The libraries board believe current members seeking reappointment can be approved by the libraries board and do not need to go to the county commission for final consideration, which is why the board moved to reappoint two members last week.

The Garfield County Public Library District is governed by a board of seven trustees, one from each of the six municipalities, Parachute, Rifle, Silt, New Castle, Glenwood Springs and Carbondale, and one member at large.




During a public meeting on Thursday, Nov. 7, the Garfield County Libraries Board of Trustees reappointed two current representatives, Jocelyn Durrance, Carbondale, and Susan Use, Glenwood Springs, whose terms were set to expire on Dec. 31. 

The board of county commissioners started advertising for three spots on the board of trustees on Nov. 5: one for Carbondale, one for Glenwood Springs and one for New Castle, to replace representative Crystal Mariscal who resigned from the board effective Nov. 8.

“It’s our opinion that that is not effective,” Garfield County Attorney Heather Beattie said Tuesday when asked if the libraries board’s reappointment of Durrance and Use on Nov. 7 was official.

During the libraries board meeting on Nov. 7, Board President Adrian Rippy-Sheehy referred to the Garfield County Public Library District Board Bylaws, which states that “any new member of the board shall be presented to the Garfield County Commissioners to affirm an appointment.”

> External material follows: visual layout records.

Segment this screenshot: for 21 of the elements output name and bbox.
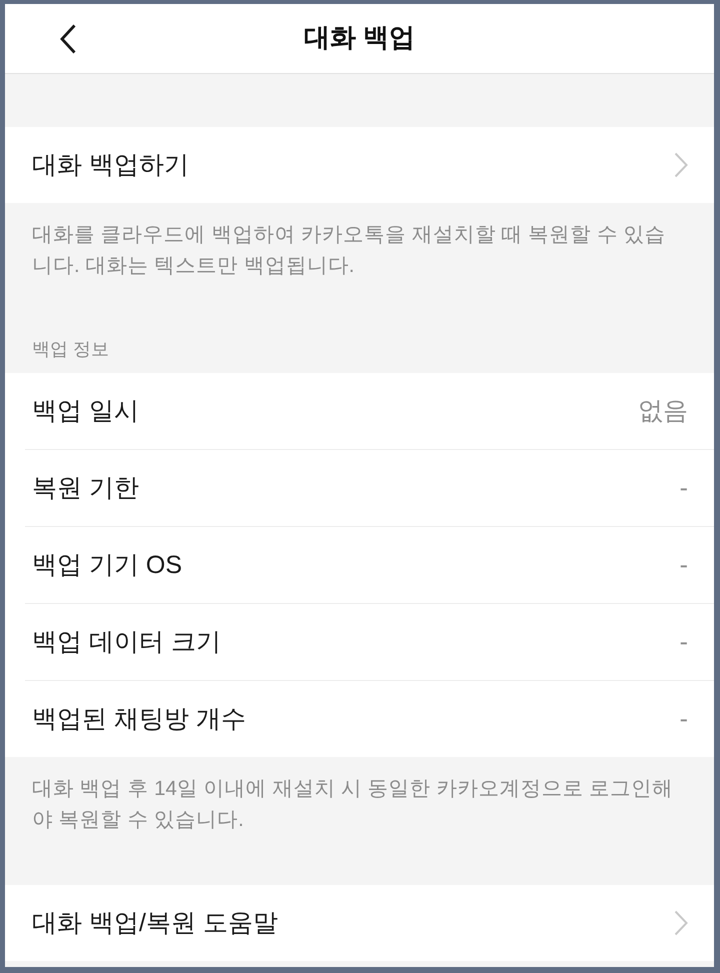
row-label: 백업 데이터 크기 [32, 627, 221, 658]
row-label: 백업 일시 [32, 396, 139, 427]
menu-row[interactable]: 대화 백업하기 [5, 127, 714, 203]
row-label: 대화 백업하기 [32, 150, 189, 181]
row-label: 백업된 채팅방 개수 [32, 704, 246, 735]
row-value: 없음 [638, 396, 688, 427]
row-value: - [680, 704, 688, 735]
row-value: - [680, 627, 688, 658]
menu-row[interactable]: 대화 백업/복원 도움말 [5, 885, 714, 961]
row-label: 대화 백업/복원 도움말 [32, 908, 278, 939]
section-header: 백업 정보 [31, 338, 110, 361]
row-value: - [680, 550, 688, 581]
row-label: 백업 기기 OS [32, 550, 182, 581]
chevron-right-icon [674, 152, 688, 178]
footer-note: 대화를 클라우드에 백업하여 카카오톡을 재설치할 때 복원할 수 있습니다. 대화는 텍스트만 백업됩니다. [31, 222, 667, 279]
screen-title: 대화 백업 [304, 21, 416, 54]
back-chevron-icon [60, 24, 76, 54]
row-value: - [680, 473, 688, 504]
footer-note: 대화 백업 후 14일 이내에 재설치 시 동일한 카카오계정으로 로그인해야 복원할 수 있습니다. [31, 776, 674, 833]
chevron-right-icon [674, 910, 688, 936]
row-label: 복원 기한 [32, 473, 139, 504]
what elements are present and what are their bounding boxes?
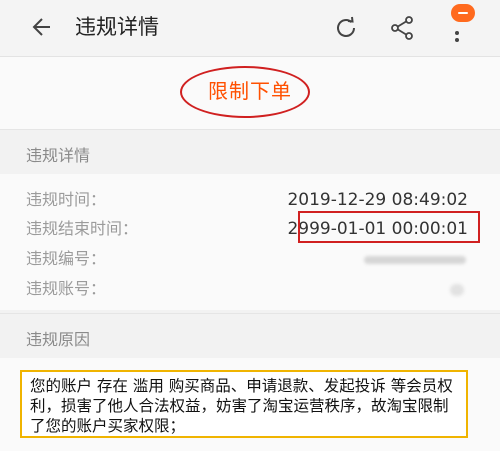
more-vertical-icon[interactable] [450, 12, 464, 46]
back-arrow-icon[interactable] [30, 14, 56, 40]
status-area: 限制下单 [0, 57, 500, 130]
details-heading: 违规详情 [26, 146, 91, 165]
page-title: 违规详情 [75, 15, 159, 39]
detail-label: 违规编号： [26, 249, 107, 268]
annotation-circle [180, 66, 310, 118]
details-section-header: 违规详情 [0, 130, 500, 175]
reason-text: 您的账户 存在 滥用 购买商品、申请退款、发起投诉 等会员权利，损害了他人合法权… [20, 370, 468, 438]
reason-heading: 违规原因 [26, 330, 91, 349]
annotation-box [298, 211, 480, 243]
detail-label: 违规账号： [26, 279, 107, 298]
detail-row-account: 违规账号： [0, 276, 500, 302]
redacted-value [450, 284, 464, 296]
top-bar: 违规详情 [0, 0, 500, 57]
detail-label: 违规时间： [26, 190, 107, 209]
reason-section-header: 违规原因 [0, 313, 500, 359]
detail-row-time: 违规时间： 2019-12-29 08:49:02 [0, 187, 500, 213]
detail-row-number: 违规编号： [0, 246, 500, 272]
share-icon[interactable] [389, 15, 415, 41]
redacted-value [364, 256, 466, 264]
detail-label: 违规结束时间： [26, 219, 139, 238]
refresh-icon[interactable] [333, 15, 359, 41]
detail-value: 2019-12-29 08:49:02 [287, 190, 468, 210]
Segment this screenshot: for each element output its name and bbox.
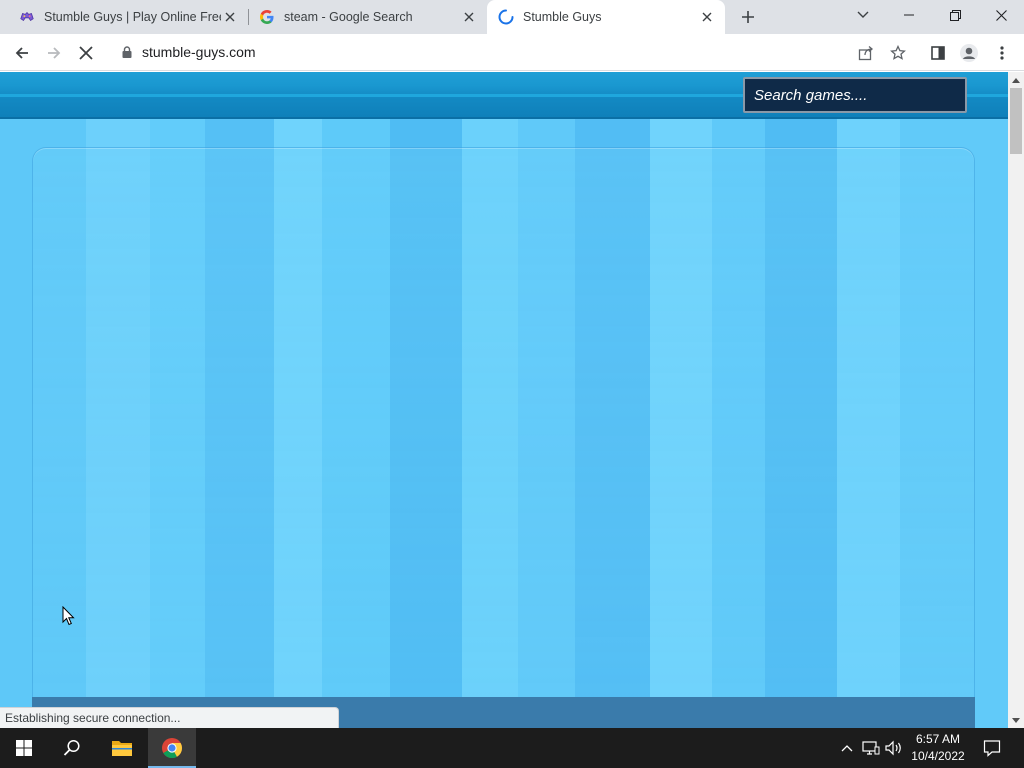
search-games-input[interactable] <box>754 79 965 111</box>
chrome-icon <box>162 738 183 759</box>
address-url[interactable]: stumble-guys.com <box>142 44 256 60</box>
stumble-guys-favicon-icon <box>19 9 35 25</box>
game-frame[interactable] <box>32 147 975 707</box>
chrome-menu-button[interactable] <box>988 39 1016 67</box>
browser-toolbar: stumble-guys.com <box>0 34 1024 71</box>
clock-time: 6:57 AM <box>915 732 961 746</box>
mouse-cursor-icon <box>62 605 76 626</box>
share-button[interactable] <box>852 39 880 67</box>
taskbar-search-button[interactable] <box>48 728 96 768</box>
bookmark-button[interactable] <box>884 39 912 67</box>
tab-title: Stumble Guys <box>523 10 602 24</box>
page-viewport <box>0 72 1008 728</box>
network-icon[interactable] <box>861 738 881 758</box>
back-arrow-icon <box>15 47 28 59</box>
minimize-button[interactable] <box>886 0 932 30</box>
back-button[interactable] <box>8 39 36 67</box>
search-icon <box>63 739 80 756</box>
loading-spinner-icon <box>498 9 514 25</box>
tab-title: steam - Google Search <box>284 10 413 24</box>
scroll-up-arrow-icon[interactable] <box>1008 72 1024 88</box>
stop-icon <box>79 46 93 60</box>
chevron-up-icon <box>841 745 853 752</box>
address-bar[interactable]: stumble-guys.com <box>108 37 918 67</box>
folder-icon <box>112 741 132 756</box>
side-panel-button[interactable] <box>924 39 952 67</box>
stop-loading-button[interactable] <box>72 39 100 67</box>
new-tab-button[interactable] <box>736 5 760 29</box>
volume-icon[interactable] <box>884 738 904 758</box>
tab-search-button[interactable] <box>840 0 886 30</box>
profile-button[interactable] <box>955 39 983 67</box>
status-bubble: Establishing secure connection... <box>0 707 339 728</box>
tab-stumble-guys-active[interactable]: Stumble Guys <box>487 0 725 34</box>
star-icon <box>890 45 906 60</box>
taskbar-clock[interactable]: 6:57 AM 10/4/2022 <box>905 730 971 766</box>
chevron-down-icon <box>857 11 869 18</box>
page-scrollbar[interactable] <box>1008 72 1024 728</box>
scroll-down-arrow-icon[interactable] <box>1008 712 1024 728</box>
share-icon <box>858 46 874 61</box>
scrollbar-thumb[interactable] <box>1010 88 1022 154</box>
more-vert-icon <box>1000 46 1004 60</box>
lock-icon[interactable] <box>120 45 134 59</box>
tab-close-icon[interactable] <box>698 8 716 26</box>
windows-taskbar: 6:57 AM 10/4/2022 <box>0 728 1024 768</box>
search-games-box[interactable] <box>743 77 967 113</box>
close-icon <box>995 9 1007 21</box>
show-hidden-icons-button[interactable] <box>837 738 857 758</box>
plus-icon <box>742 11 754 23</box>
tab-stumble-guys-play-online[interactable]: Stumble Guys | Play Online Free <box>0 0 248 34</box>
windows-logo-icon <box>16 740 32 756</box>
minimize-icon <box>904 14 914 16</box>
forward-button[interactable] <box>40 39 68 67</box>
close-window-button[interactable] <box>978 0 1024 30</box>
restore-button[interactable] <box>932 0 978 30</box>
side-panel-icon <box>931 46 945 60</box>
tab-close-icon[interactable] <box>460 8 478 26</box>
google-g-icon <box>259 9 275 25</box>
tab-title: Stumble Guys | Play Online Free <box>44 10 221 24</box>
avatar-icon <box>960 44 978 62</box>
restore-icon <box>949 9 961 21</box>
notifications-button[interactable] <box>982 738 1002 758</box>
clock-date: 10/4/2022 <box>911 749 965 763</box>
notification-icon <box>983 740 1001 757</box>
tab-close-icon[interactable] <box>221 8 239 26</box>
site-header <box>0 72 1008 119</box>
chrome-taskbar-button[interactable] <box>148 728 196 768</box>
file-explorer-button[interactable] <box>98 728 146 768</box>
start-button[interactable] <box>0 728 48 768</box>
tab-steam-google-search[interactable]: steam - Google Search <box>249 0 487 34</box>
browser-tab-strip: Stumble Guys | Play Online Free steam - … <box>0 0 1024 34</box>
forward-arrow-icon <box>48 47 61 59</box>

Earlier this year, commissioners approved resolution 24-12, which states that “Whenever a vacancy on the board of trustees occurs, due to the expiration of a term of office or otherwise, the board of county commissioners, acting as a committee, shall appoint a qualified person to fill the vacancy. Said appointment must be ratified by two-thirds majority vote of the commissioners.”

“I just wanted to say, this is something that we may not agree on this particular point. It seems to me that they’re not in agreement with this,” ” Beattie said. “That’s really why the board, in March of this year, the 24-12, that specific resolution, specifically states and gives the board of county commissioners the authority to appoint any new members, any members whose terms are expiring. So I think that’s actually being misunderstood by the library district.”

The  Garfield County Libraries Board of Trustees and Board of County Commissioners will meet on Nov. 21 to finalize an intergovernmental agreement outlining the trustee appointment process. 

“We have always been able to just say the board has selected these people for reappointment, and the board of county commissioners rubber stamped it,” Jamie LaRue, executive director of Garfield County Libraries, told the Post Independent Tuesday. “The two versions that we’ve seen of the IGA, one that we proposed, one that they proposed, they continued that, so the assumption was that we would again be able to just automatically sign up people who had already been appointed by the board of county commissioners.”

Beattie stated during the county commission meeting on Nov. 4 that even if signed on Nov. 21, the IGA will not take effect until 2025 and will not impact the trustee appointment process in December. 

Commissioners plan to interview candidates for all three libraries board spots on Dec. 5 and appoint trustees on Dec. 9.

“This board is going to appoint new members, and who knows, they may end up being the same members that have applied and that the library board has appointed,” Beattie said. “We’ll just have to see how it plays out in December.”